Recognising the potential of P2P file-sharing technology, some of the best known service providers, such as Dropbox and Hightail, are now enriching their patent portfolios with new takes on technologies that were first developed for illegal file-sharing applications. In 2016, Dropbox filed a patent for a technology that would allow users to share and use documents that have not been saved onto a file-sharing network. A hybrid cloud and P2P file-sharing solution, this technology could be developed to allow encrypted data to be shared quickly and easily without having to go through a central resource.
Other companies are also moving in this direction. VMware, a subsidiary of Dell Technologies, has recently had a patent application published for a scheme which uses P2P technology when issuing software updates. In this case, when client devices on a local network need to update, they are first directed to peers for the software update, rather than to a central server. When applied to corporate networks, this technology could help to improve bandwidth utilisation and streamline systems management.
In a separate move, technology giant, IBM is attempting to patent technology that would allow enterprise network groups to share group files on a P2P basis without needing to access a central server. The company appears to be showing more interest in cloud-based services and is moving towards offering hybrid storage solutions.
AirWatch, a leading provider of mobile device management and enterprise mobility management solutions, has also been granted patent protection in the US for technology that allows enterprise users to access restricted files from peers, rather than from a central repository, but only once appropriate verification steps have been completed.
Second-guessing the direction that innovators will take in any field of research and development is never easy. However, in this case it is possible to imagine a world where P2P file-sharing networks could automatically direct certain documents or files to an individual user in the same way as photos taken on an iPhone are automatically backed up to the cloud. Such technological enhancements could start to reverse the rush to the cloud; giving P2P file-sharing networks a competitive edge in terms of both ease-of-use and cost.

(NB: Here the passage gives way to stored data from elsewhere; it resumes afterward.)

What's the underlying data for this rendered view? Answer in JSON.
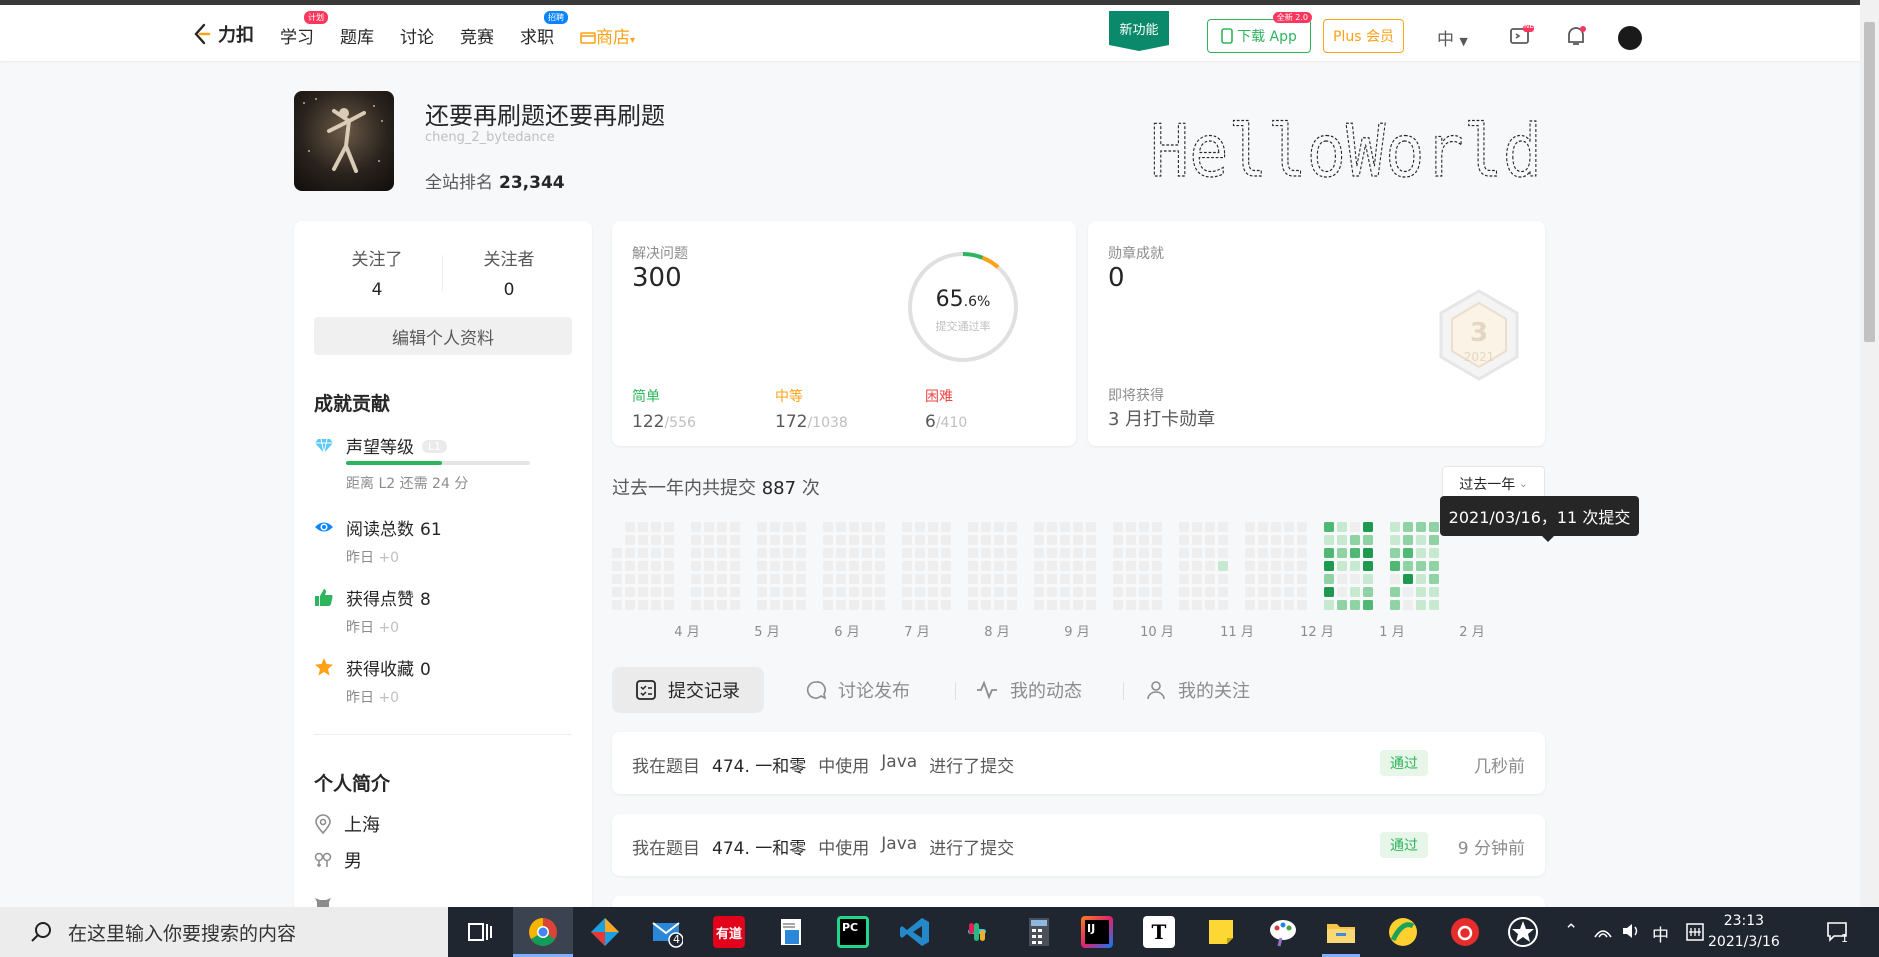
{
  "nav": {
    "logo_text": "力扣",
    "items": [
      {
        "label": "学习",
        "badge": "计划",
        "badge_color": "#ff375f"
      },
      {
        "label": "题库",
        "badge": ""
      },
      {
        "label": "讨论",
        "badge": ""
      },
      {
        "label": "竞赛",
        "badge": ""
      },
      {
        "label": "求职",
        "badge": "招聘",
        "badge_color": "#0a84ff"
      },
      {
        "label": "商店",
        "badge": ""
      }
    ],
    "new_feature": "新功能",
    "download_label": "下载 App",
    "download_tag": "全新 2.0",
    "plus_label": "Plus 会员",
    "lang": "中",
    "notif_tag": "NEW"
  },
  "profile": {
    "username": "还要再刷题还要再刷题",
    "handle": "cheng_2_bytedance",
    "rank_label": "全站排名",
    "rank_value": "23,344"
  },
  "follow": {
    "following_label": "关注了",
    "following": "4",
    "followers_label": "关注者",
    "followers": "0",
    "edit_label": "编辑个人资料"
  },
  "achievements": {
    "title": "成就贡献",
    "items": [
      {
        "name": "声望等级",
        "value": "",
        "tag": "L1",
        "sub": "距离 L2 还需 24 分",
        "progress": 0.52
      },
      {
        "name": "阅读总数",
        "value": "61",
        "sub_label": "昨日",
        "sub_delta": "+0"
      },
      {
        "name": "获得点赞",
        "value": "8",
        "sub_label": "昨日",
        "sub_delta": "+0"
      },
      {
        "name": "获得收藏",
        "value": "0",
        "sub_label": "昨日",
        "sub_delta": "+0"
      }
    ]
  },
  "bio": {
    "title": "个人简介",
    "location": "上海",
    "gender": "男"
  },
  "solved": {
    "label": "解决问题",
    "count": "300",
    "rate_int": "65",
    "rate_dec": ".6%",
    "rate_label": "提交通过率",
    "rate_fraction": 0.656,
    "easy_label": "简单",
    "easy": "122",
    "easy_total": "/556",
    "medium_label": "中等",
    "medium": "172",
    "medium_total": "/1038",
    "hard_label": "困难",
    "hard": "6",
    "hard_total": "/410",
    "colors": {
      "easy": "#2db55d",
      "medium": "#ffa116",
      "hard": "#ef4743"
    }
  },
  "badges": {
    "label": "勋章成就",
    "count": "0",
    "upcoming_label": "即将获得",
    "upcoming_name": "3 月打卡勋章",
    "badge_number": "3",
    "badge_year": "2021"
  },
  "submissions": {
    "prefix": "过去一年内共提交",
    "count": "887",
    "suffix": "次",
    "range_select": "过去一年",
    "tooltip": "2021/03/16，11 次提交",
    "months": [
      "4 月",
      "5 月",
      "6 月",
      "7 月",
      "8 月",
      "9 月",
      "10 月",
      "11 月",
      "12 月",
      "1 月",
      "2 月"
    ]
  },
  "ascii_art": "HelloWorld",
  "tabs": [
    {
      "label": "提交记录",
      "icon": "list-icon"
    },
    {
      "label": "讨论发布",
      "icon": "chat-icon"
    },
    {
      "label": "我的动态",
      "icon": "activity-icon"
    },
    {
      "label": "我的关注",
      "icon": "user-icon"
    }
  ],
  "records": [
    {
      "prefix": "我在题目",
      "problem": "474. 一和零",
      "mid": "中使用",
      "lang": "Java",
      "suffix": "进行了提交",
      "status": "通过",
      "time": "几秒前"
    },
    {
      "prefix": "我在题目",
      "problem": "474. 一和零",
      "mid": "中使用",
      "lang": "Java",
      "suffix": "进行了提交",
      "status": "通过",
      "time": "9 分钟前"
    }
  ],
  "taskbar": {
    "search_placeholder": "在这里输入你要搜索的内容",
    "mail_count": "4",
    "ime": "中",
    "time": "23:13",
    "date": "2021/3/16",
    "notif_count": "1"
  }
}
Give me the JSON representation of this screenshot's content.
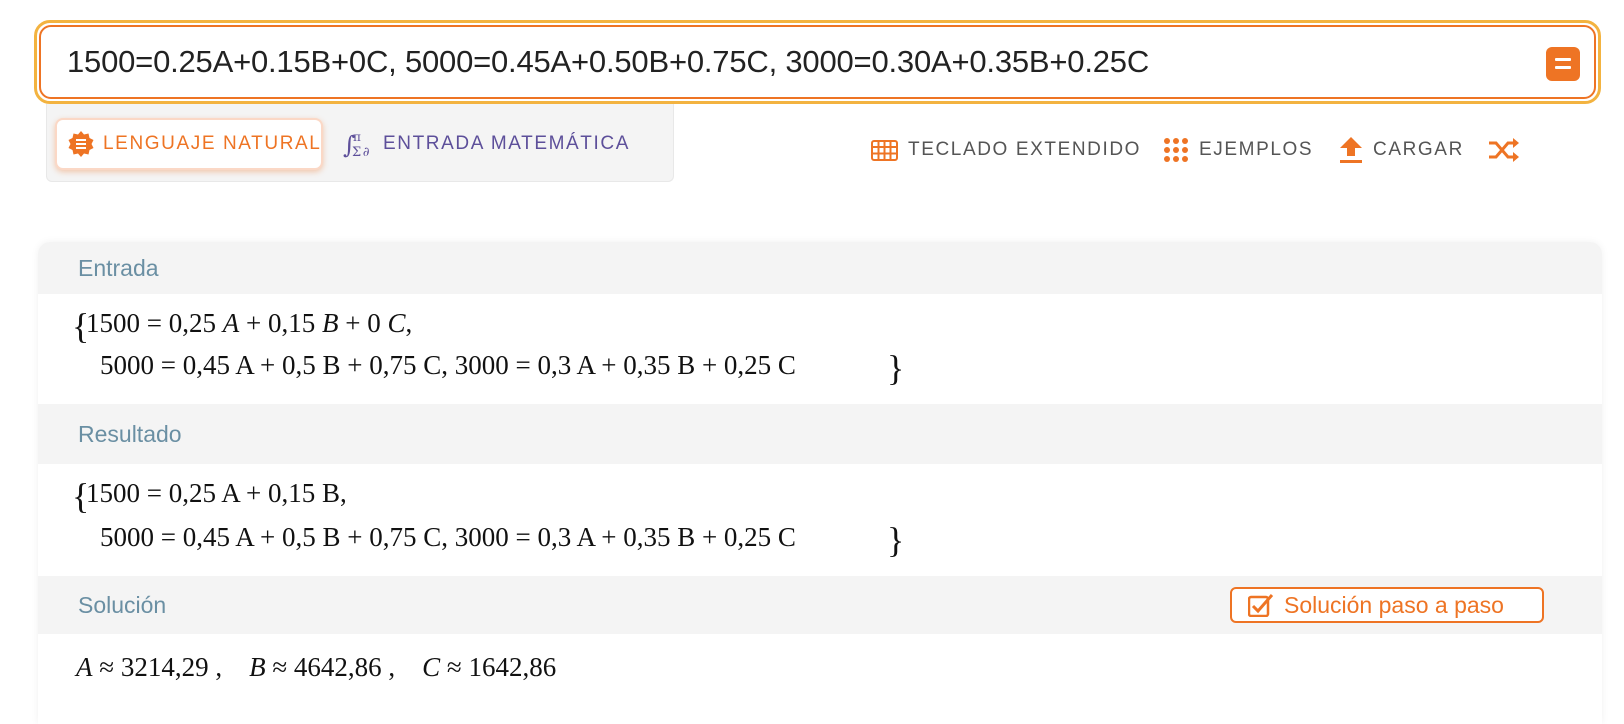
{
  "search": {
    "value": "1500=0.25A+0.15B+0C, 5000=0.45A+0.50B+0.75C, 3000=0.30A+0.35B+0.25C"
  },
  "input_modes": {
    "natural_label": "LENGUAJE NATURAL",
    "math_label": "ENTRADA MATEMÁTICA"
  },
  "toolbar": {
    "keyboard_label": "TECLADO EXTENDIDO",
    "examples_label": "EJEMPLOS",
    "upload_label": "CARGAR"
  },
  "sections": {
    "input": {
      "title": "Entrada",
      "line1_prefix": "1500 = 0,25 ",
      "line1_rest": " + 0,15 ",
      "line1_tail": " + 0 ",
      "line2": "5000 = 0,45 A + 0,5 B + 0,75 C, 3000 = 0,3 A + 0,35 B + 0,25 C"
    },
    "result": {
      "title": "Resultado",
      "line1": "1500 = 0,25 A + 0,15 B,",
      "line2": "5000 = 0,45 A + 0,5 B + 0,75 C, 3000 = 0,3 A + 0,35 B + 0,25 C"
    },
    "solution": {
      "title": "Solución",
      "step_button": "Solución paso a paso",
      "a_value": "3214,29",
      "b_value": "4642,86",
      "c_value": "1642,86"
    }
  },
  "colors": {
    "accent": "#ee7424",
    "highlight": "#f3b340",
    "math_purple": "#5d4f9a",
    "section_title": "#6a8fa3"
  },
  "icons": {
    "equals": "equals-icon",
    "natural": "badge-icon",
    "math": "math-symbols-icon",
    "keyboard": "grid-keyboard-icon",
    "examples": "dots-grid-icon",
    "upload": "upload-icon",
    "random": "shuffle-icon",
    "step": "checkbox-icon"
  }
}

In this dynamic area of R&D, as file-sharing technologies find mainstream application, there is an opportunity for innovators to patent a technology that is later adopted as a new operating ‘standard’. This could lead to lucrative licensing deals as other companies seek to adopt the same technology. In order to take advantage of this opportunity, innovators should focus on developing technology that finds widespread use and which makes P2P file-sharing efficient, easy-to-use, secure and reliable.